Alexis Schwarzenbach

Auf der Schwelle des Fremden

Das Leben der Annemarie Schwarzenbach
Cover: Auf der Schwelle des Fremden
Rolf Heyne Collection, München 2008
ISBN 9783899103687
Gebunden, 420 Seiten, 58,00 EUR

Klappentext

Mit zahlreichen Abbildungen. und einer Audio-CD. "Das Leben zerfetzt sich mir in 1000 Stücke", schreibt Annemarie Schwarzenbach 1935 in einem Brief an Klaus Mann - düstere Zeilen für eine 27-Jährige. Dabei scheint die begabte Schriftstellerin und Tochter aus reichem Schweizer Elternhaus vom Glück eigentlich begünstigt: hochbegabt, von außergewöhnlich androgyner Schönheit und Melancholie - sie verdreht Männern und Frauen gleichermaßen den Kopf - und mit einer großen Leidenschaft für alles Fremde führt sie ein unangepasstes Leben. Mit ihrem Auto fährt sie von der Schweiz (!) nach Afghanistan, Indien, Iran und den Irak, wo sie auch einige Zeit lebt, sie arbeitet in Belgisch-Kongo und den USA. Ihre Erlebnisse hält sie in faszinierenden Fotografien und poetischen Texten fest, die international publiziert werden.
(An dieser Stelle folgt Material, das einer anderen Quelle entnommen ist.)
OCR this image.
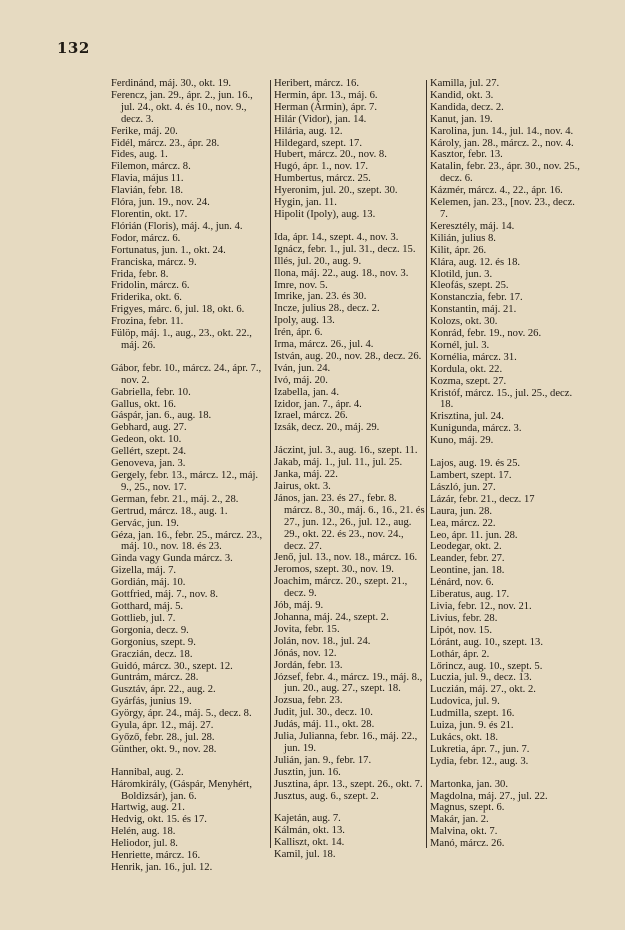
132

Ferdinánd, máj. 30., okt. 19.

Ferencz, jan. 29., ápr. 2., jun. 16., jul. 24., okt. 4. és 10., nov. 9., decz. 3.

Ferike, máj. 20.

Fidél, márcz. 23., ápr. 28.

Fides, aug. 1.

Filemon, márcz. 8.

Flavia, május 11.

Flavián, febr. 18.

Flóra, jun. 19., nov. 24.

Florentin, okt. 17.

Flórián (Floris), máj. 4., jun. 4.

Fodor, márcz. 6.

Fortunatus, jun. 1., okt. 24.

Franciska, márcz. 9.

Frida, febr. 8.

Fridolin, márcz. 6.

Friderika, okt. 6.

Frigyes, márc. 6, jul. 18, okt. 6.

Frozina, febr. 11.

Fülöp, máj. 1., aug., 23., okt. 22., máj. 26.

Gábor, febr. 10., márcz. 24., ápr. 7., nov. 2.

Gabriella, febr. 10.

Gallus, okt. 16.

Gáspár, jan. 6., aug. 18.

Gebhard, aug. 27.

Gedeon, okt. 10.

Gellért, szept. 24.

Genoveva, jan. 3.

Gergely, febr. 13., márcz. 12., máj. 9., 25., nov. 17.

German, febr. 21., máj. 2., 28.

Gertrud, márcz. 18., aug. 1.

Gervác, jun. 19.

Géza, jan. 16., febr. 25., márcz. 23., máj. 10., nov. 18. és 23.

Ginda vagy Gunda márcz. 3.

Gizella, máj. 7.

Gordián, máj. 10.

Gottfried, máj. 7., nov. 8.

Gotthard, máj. 5.

Gottlieb, jul. 7.

Gorgonia, decz. 9.

Gorgonius, szept. 9.

Graczián, decz. 18.

Guidó, márcz. 30., szept. 12.

Guntrám, márcz. 28.

Gusztáv, ápr. 22., aug. 2.

Gyárfás, junius 19.

György, ápr. 24., máj. 5., decz. 8.

Gyula, ápr. 12., máj. 27.

Győző, febr. 28., jul. 28.

Günther, okt. 9., nov. 28.

Hannibal, aug. 2.

Háromkirály, (Gáspár, Menyhért, Boldizsár), jan. 6.

Hartwig, aug. 21.

Hedvig, okt. 15. és 17.

Helén, aug. 18.

Heliodor, jul. 8.

Henriette, márcz. 16.

Henrik, jan. 16., jul. 12.

Heribert, márcz. 16.

Hermin, ápr. 13., máj. 6.

Herman (Ármin), ápr. 7.

Hilár (Vidor), jan. 14.

Hilária, aug. 12.

Hildegard, szept. 17.

Hubert, márcz. 20., nov. 8.

Hugó, ápr. 1., nov. 17.

Humbertus, márcz. 25.

Hyeronim, jul. 20., szept. 30.

Hygin, jan. 11.

Hipolit (Ipoly), aug. 13.

Ida, ápr. 14., szept. 4., nov. 3.

Ignácz, febr. 1., jul. 31., decz. 15.

Illés, jul. 20., aug. 9.

Ilona, máj. 22., aug. 18., nov. 3.

Imre, nov. 5.

Imrike, jan. 23. és 30.

Incze, julius 28., decz. 2.

Ipoly, aug. 13.

Irén, ápr. 6.

Irma, márcz. 26., jul. 4.

István, aug. 20., nov. 28., decz. 26.

Iván, jun. 24.

Ivó, máj. 20.

Izabella, jan. 4.

Izidor, jan. 7., ápr. 4.

Izrael, márcz. 26.

Izsák, decz. 20., máj. 29.

Jáczint, jul. 3., aug. 16., szept. 11.

Jakab, máj. 1., jul. 11., jul. 25.

Janka, máj. 22.

Jairus, okt. 3.

János, jan. 23. és 27., febr. 8. márcz. 8., 30., máj. 6., 16., 21. és 27., jun. 12., 26., jul. 12., aug. 29., okt. 22. és 23., nov. 24., decz. 27.

Jenő, jul. 13., nov. 18., márcz. 16.

Jeromos, szept. 30., nov. 19.

Joachim, márcz. 20., szept. 21., decz. 9.

Jób, máj. 9.

Johanna, máj. 24., szept. 2.

Jovita, febr. 15.

Jolán, nov. 18., jul. 24.

Jónás, nov. 12.

Jordán, febr. 13.

József, febr. 4., márcz. 19., máj. 8., jun. 20., aug. 27., szept. 18.

Jozsua, febr. 23.

Judit, jul. 30., decz. 10.

Judás, máj. 11., okt. 28.

Julia, Julianna, febr. 16., máj. 22., jun. 19.

Julián, jan. 9., febr. 17.

Jusztin, jun. 16.

Jusztina, ápr. 13., szept. 26., okt. 7.

Jusztus, aug. 6., szept. 2.

Kajetán, aug. 7.

Kálmán, okt. 13.

Kalliszt, okt. 14.

Kamil, jul. 18.

Kamilla, jul. 27.

Kandid, okt. 3.

Kandida, decz. 2.

Kanut, jan. 19.

Karolina, jun. 14., jul. 14., nov. 4.

Károly, jan. 28., márcz. 2., nov. 4.

Kasztor, febr. 13.

Katalin, febr. 23., ápr. 30., nov. 25., decz. 6.

Kázmér, márcz. 4., 22., ápr. 16.

Kelemen, jan. 23., [nov. 23., decz. 7.

Keresztély, máj. 14.

Kilián, julius 8.

Kilit, ápr. 26.

Klára, aug. 12. és 18.

Klotild, jun. 3.

Kleofás, szept. 25.

Konstanczia, febr. 17.

Konstantin, máj. 21.

Kolozs, okt. 30.

Konrád, febr. 19., nov. 26.

Kornél, jul. 3.

Kornélia, márcz. 31.

Kordula, okt. 22.

Kozma, szept. 27.

Kristóf, márcz. 15., jul. 25., decz. 18.

Krisztina, jul. 24.

Kunigunda, márcz. 3.

Kuno, máj. 29.

Lajos, aug. 19. és 25.

Lambert, szept. 17.

László, jun. 27.

Lázár, febr. 21., decz. 17

Laura, jun. 28.

Lea, márcz. 22.

Leo, ápr. 11. jun. 28.

Leodegar, okt. 2.

Leander, febr. 27.

Leontine, jan. 18.

Lénárd, nov. 6.

Liberatus, aug. 17.

Livia, febr. 12., nov. 21.

Livius, febr. 28.

Lipót, nov. 15.

Lóránt, aug. 10., szept. 13.

Lothár, ápr. 2.

Lőrincz, aug. 10., szept. 5.

Luczia, jul. 9., decz. 13.

Luczián, máj. 27., okt. 2.

Ludovica, jul. 9.

Ludmilla, szept. 16.

Luiza, jun. 9. és 21.

Lukács, okt. 18.

Lukretia, ápr. 7., jun. 7.

Lydia, febr. 12., aug. 3.

Martonka, jan. 30.

Magdolna, máj. 27., jul. 22.

Magnus, szept. 6.

Makár, jan. 2.

Malvina, okt. 7.

Manó, márcz. 26.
Aber es gibt auch eine dunkle Seite: Exzesse, Drogen, Depressionen, immer wieder vermischt mit kreativen Schüben, ein Tanz auf einer schmalen Klinge, der immer wieder in Entzugskliniken und die Psychiatrie führt.
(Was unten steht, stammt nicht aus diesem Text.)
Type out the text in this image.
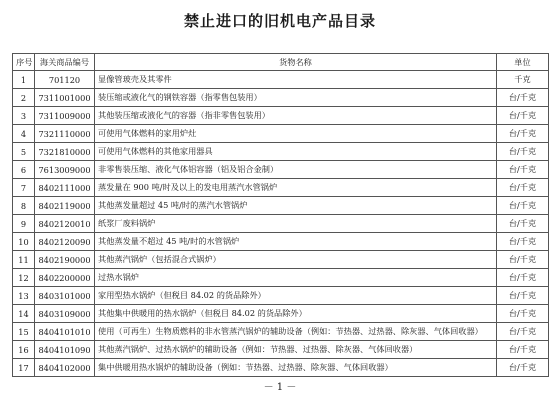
禁止进口的旧机电产品目录
序号	海关商品编号	货物名称	单位
1	701120	显像管玻壳及其零件	千克
2	7311001000	装压缩或液化气的钢铁容器（指零售包装用）	台/千克
3	7311009000	其他装压缩或液化气的容器（指非零售包装用）	台/千克
4	7321110000	可使用气体燃料的家用炉灶	台/千克
5	7321810000	可使用气体燃料的其他家用器具	台/千克
6	7613009000	非零售装压缩、液化气体铝容器（铝及铝合金制）	台/千克
7	8402111000	蒸发量在 900 吨/时及以上的发电用蒸汽水管锅炉	台/千克
8	8402119000	其他蒸发量超过 45 吨/时的蒸汽水管锅炉	台/千克
9	8402120010	纸浆厂废料锅炉	台/千克
10	8402120090	其他蒸发量不超过 45 吨/时的水管锅炉	台/千克
11	8402190000	其他蒸汽锅炉（包括混合式锅炉）	台/千克
12	8402200000	过热水锅炉	台/千克
13	8403101000	家用型热水锅炉（但税目 84.02 的货品除外）	台/千克
14	8403109000	其他集中供暖用的热水锅炉（但税目 84.02 的货品除外）	台/千克
15	8404101010	使用（可再生）生物质燃料的非水管蒸汽锅炉的辅助设备（例如：节热器、过热器、除灰器、气体回收器）	台/千克
16	8404101090	其他蒸汽锅炉、过热水锅炉的辅助设备（例如：节热器、过热器、除灰器、气体回收器）	台/千克
17	8404102000	集中供暖用热水锅炉的辅助设备（例如：节热器、过热器、除灰器、气体回收器）	台/千克
－ 1 －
Rezensionsnotiz zu Frankfurter Allgemeine Zeitung, 23.05.2008

Nichts als Lob und Bewunderung hat Swantje Karich für diese Biografie, die Alexis Schwarzenbach über seine Großtante, die "Reiseschriftstellerin, bekennende Homosexuelle und kämpferische Antifaschistin" Annemarie Schwarzenbach geschrieben hat. Die Rezension des Bandes versteht sich gleichzeitig als Artikel zum 100. Geburtstag der vor 66 Jahren an den Folgen eines Fahrradunfalls gestorbenen Autorin. Viel ist deshalb vom Leben Schwarzenbachs die Rede, recht wenig vom Buch. Es geht um Schwarzenbachs Mutter, die selbst recht offen - und mit Wissen ihres Ehemanns - eine lesbische Beziehung lebte, die Homosexualität der Tochter dennoch nicht ertrug. Und um Schwarzenbachs unerwiderte Liebe für Erika Mann, mit der (und mit deren Bruder Klaus) sie an der Gründung des Kabaretts "Pfeffermühle" beteiligt war. Um Drogen geht es, den Schock über die Machtergreifung der Nazis, Schwarzenbachs "ausgefallene Schönheit", die unzähligen Fotos, die die Mutter von ihr machte. An Fotografien reich ist auch dieser Band, der zugleich der Katalog ist zur Schwarzenbach-Ausstellung "Eine Frau zu sehen", derzeit in Zürich, danach in München und Berlin. Und das alles, so Karich ist ein mehr als würdiges, nämlich ein "grandioses Denkmal" für die lange völlig vergessene, inzwischen aber wiederentdeckte Autorin.